אחריו החזיקו אחיהם בוי בן חנדד שר חצי פלך קעילה׃
Aan zijn hand verbeterde Ezer, de zoon van Jesua, de overste van Mizpa, een andere maat; tegenover den opgang naar het wapenhuis, aan den hoek.
ויחזק על ידו עזר בן ישוע שר המצפה מדה שנית מנגד עלת הנשק המקצע׃
Na hem verbeterde zeer vuriglijk Baruch, de zoon van Zabbai, een andere maat; van den hoek tot aan de deur van het huis van Eljasib, den hogepriester.
אחריו החרה החזיק ברוך בן זבי מדה שנית מן המקצוע עד פתח בית אלישיב הכהן הגדול׃
Na hem verbeterde Meremoth, de zoon van Uria, den zoon van Koz, een andere maat; van de huisdeur van Eljasib af, tot aan het einde van Eljasibs huis.
אחריו החזיק מרמות בן אוריה בן הקוץ מדה שנית מפתח בית אלישיב ועד תכלית בית אלישיב׃
En na hem verbeterden de priesteren, wonende in de vlakke velden.
ואחריו החזיקו הכהנים אנשי הככר׃
Daarna verbeterden Benjamin, en Hassub, tegenover hun huis; na hem verbeterde Azaria, de zoon van Maaseja, den zoon van Hananja, bij zijn huis.
אחריו החזיק בנימן וחשוב נגד ביתם אחריו החזיק עזריה בן מעשיה בן ענניה אצל ביתו׃
Na hem verbeterde Binnui, de zoon van Henadad, een andere maat; van het huis van Azaria tot aan den hoek en tot aan het punt;
אחריו החזיק בנוי בן חנדד מדה שנית מבית עזריה עד המקצוע ועד הפנה׃
Palal, de zoon van Uzai, tegen den hoek, en den hogen toren over, die van des konings huis uitsteekt, die bij den voorhof der gevangenis is; na hem Pedaja, de zoon van Paros;
פלל בן אוזי מנגד המקצוע והמגדל היוצא מבית המלך העליון אשר לחצר המטרה אחריו פדיה בן פרעש׃
De Nethinim nu, die in Ofel woonden, tot tegenover de Waterpoort aan het oosten, en den uitstekenden toren.
והנתינים היו ישבים בעפל עד נגד שער המים למזרח והמגדל היוצא׃
Daarna verbeterden de Thekoieten een andere maat; tegenover den groten uitstekenden toren, en tot aan den muur van Ofel.
אחריו החזיקו התקעים מדה שנית מנגד המגדל הגדול היוצא ועד חומת העפל׃
Van boven de Paardenpoort verbeterden de priesteren, een iegelijk tegenover zijn huis.
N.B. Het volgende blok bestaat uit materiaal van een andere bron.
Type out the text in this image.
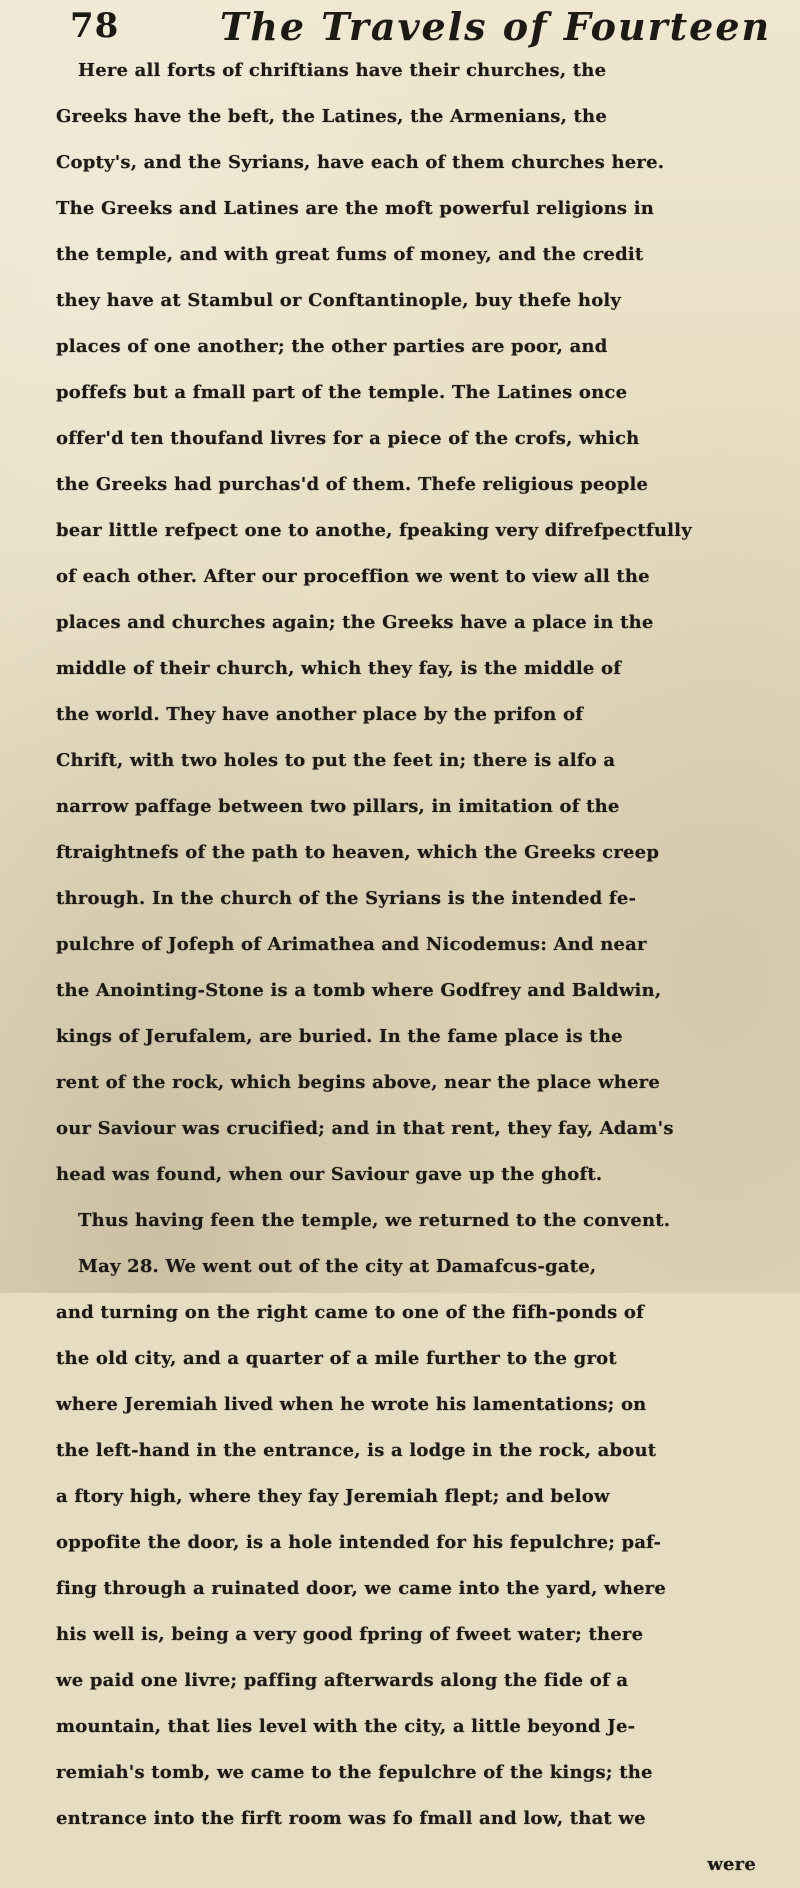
78	The Travels of Fourteen
Here all forts of chriftians have their churches, the
Greeks have the beft, the Latines, the Armenians, the
Copty's, and the Syrians, have each of them churches here.
The Greeks and Latines are the moft powerful religions in
the temple, and with great fums of money, and the credit
they have at Stambul or Conftantinople, buy thefe holy
places of one another; the other parties are poor, and
poffefs but a fmall part of the temple. The Latines once
offer'd ten thoufand livres for a piece of the crofs, which
the Greeks had purchas'd of them. Thefe religious people
bear little refpect one to anothe, fpeaking very difrefpectfully
of each other. After our proceffion we went to view all the
places and churches again; the Greeks have a place in the
middle of their church, which they fay, is the middle of
the world. They have another place by the prifon of
Chrift, with two holes to put the feet in; there is alfo a
narrow paffage between two pillars, in imitation of the
ftraightnefs of the path to heaven, which the Greeks creep
through. In the church of the Syrians is the intended fe-
pulchre of Jofeph of Arimathea and Nicodemus: And near
the Anointing-Stone is a tomb where Godfrey and Baldwin,
kings of Jerufalem, are buried. In the fame place is the
rent of the rock, which begins above, near the place where
our Saviour was crucified; and in that rent, they fay, Adam's
head was found, when our Saviour gave up the ghoft.
Thus having feen the temple, we returned to the convent.
May 28. We went out of the city at Damafcus-gate,
and turning on the right came to one of the fifh-ponds of
the old city, and a quarter of a mile further to the grot
where Jeremiah lived when he wrote his lamentations; on
the left-hand in the entrance, is a lodge in the rock, about
a ftory high, where they fay Jeremiah flept; and below
oppofite the door, is a hole intended for his fepulchre; paf-
fing through a ruinated door, we came into the yard, where
his well is, being a very good fpring of fweet water; there
we paid one livre; paffing afterwards along the fide of a
mountain, that lies level with the city, a little beyond Je-
remiah's tomb, we came to the fepulchre of the kings; the
entrance into the firft room was fo fmall and low, that we
were
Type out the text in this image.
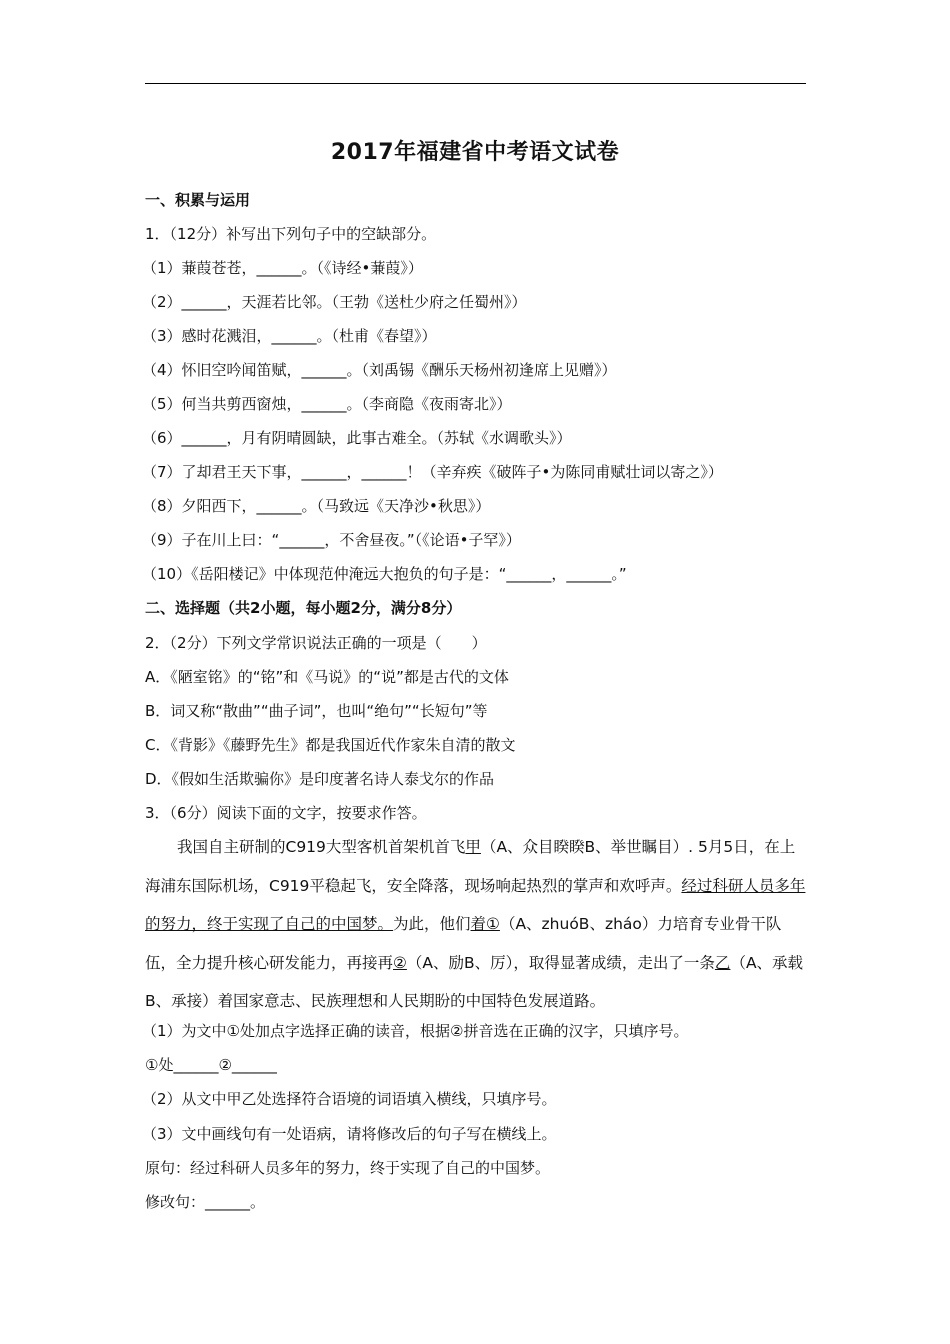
2017年福建省中考语文试卷
一、积累与运用
1．（12分）补写出下列句子中的空缺部分。
（1）蒹葭苍苍，______。（《诗经•蒹葭》）
（2）______，天涯若比邻。（王勃《送杜少府之任蜀州》）
（3）感时花溅泪，______。（杜甫《春望》）
（4）怀旧空吟闻笛赋，______。（刘禹锡《酬乐天杨州初逢席上见赠》）
（5）何当共剪西窗烛，______。（李商隐《夜雨寄北》）
（6）______，月有阴晴圆缺，此事古难全。（苏轼《水调歌头》）
（7）了却君王天下事，______，______！（辛弃疾《破阵子•为陈同甫赋壮词以寄之》）
（8）夕阳西下，______。（马致远《天净沙•秋思》）
（9）子在川上曰：“______，不舍昼夜。”（《论语•子罕》）
（10）《岳阳楼记》中体现范仲淹远大抱负的句子是：“______，______。”
二、选择题（共2小题，每小题2分，满分8分）
2．（2分）下列文学常识说法正确的一项是（　　）
A．《陋室铭》的“铭”和《马说》的“说”都是古代的文体
B．词又称“散曲”“曲子词”，也叫“绝句”“长短句”等
C．《背影》《藤野先生》都是我国近代作家朱自清的散文
D．《假如生活欺骗你》是印度著名诗人泰戈尔的作品
3．（6分）阅读下面的文字，按要求作答。
我国自主研制的C919大型客机首架机首飞甲（A、众目睽睽B、举世瞩目）. 5月5日，在上海浦东国际机场，C919平稳起飞，安全降落，现场响起热烈的掌声和欢呼声。经过科研人员多年的努力，终于实现了自己的中国梦。为此，他们着①（A、zhuóB、zháo）力培育专业骨干队伍，全力提升核心研发能力，再接再②（A、励B、厉），取得显著成绩，走出了一条乙（A、承载B、承接）着国家意志、民族理想和人民期盼的中国特色发展道路。
（1）为文中①处加点字选择正确的读音，根据②拼音选在正确的汉字，只填序号。
①处______②______
（2）从文中甲乙处选择符合语境的词语填入横线，只填序号。
（3）文中画线句有一处语病，请将修改后的句子写在横线上。
原句：经过科研人员多年的努力，终于实现了自己的中国梦。
修改句：______。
מעל שער הסוסים החזיקו הכהנים איש לנגד ביתו׃
Daarna verbeterde Zadok, de zoon van Immer, tegenover zijn huis. En na hem verbeterde Semaja, de zoon van Sechanja, de bewaarder van de Oostpoort.
אחריו החזיק צדוק בן אמר נגד ביתו ואחריו החזיק שמעיה בן שכניה שמר שער המזרח׃
Na hem verbeterden Hananja, de zoon van Selemja, en Hanun, de zoon van Zalaf, de zesde, een andere maat. Na hem verbeterde Mesullam, de zoon van Berechja, tegenover zijn kamer.
אחרי החזיק חנניה בן שלמיה וחנון בן צלף הששי מדה שני אחריו החזיק משלם בן ברכיה נגד נשכתו׃
Na hem verbeterde Malchia, de zoon eens goudsmids, tot aan het huis der Nethinim en der kruideniers, tegenover de poort van Mifkad, en tot de opperzaal van het punt.
אחרי החזיק מלכיה בן הצרפי עד בית הנתינים והרכלים נגד שער המפקד ועד עלית הפנה׃
En tussen de opperzaal van het punt tot de Schaapspoort toe, verbeterden de goudsmeden en de kruideniers.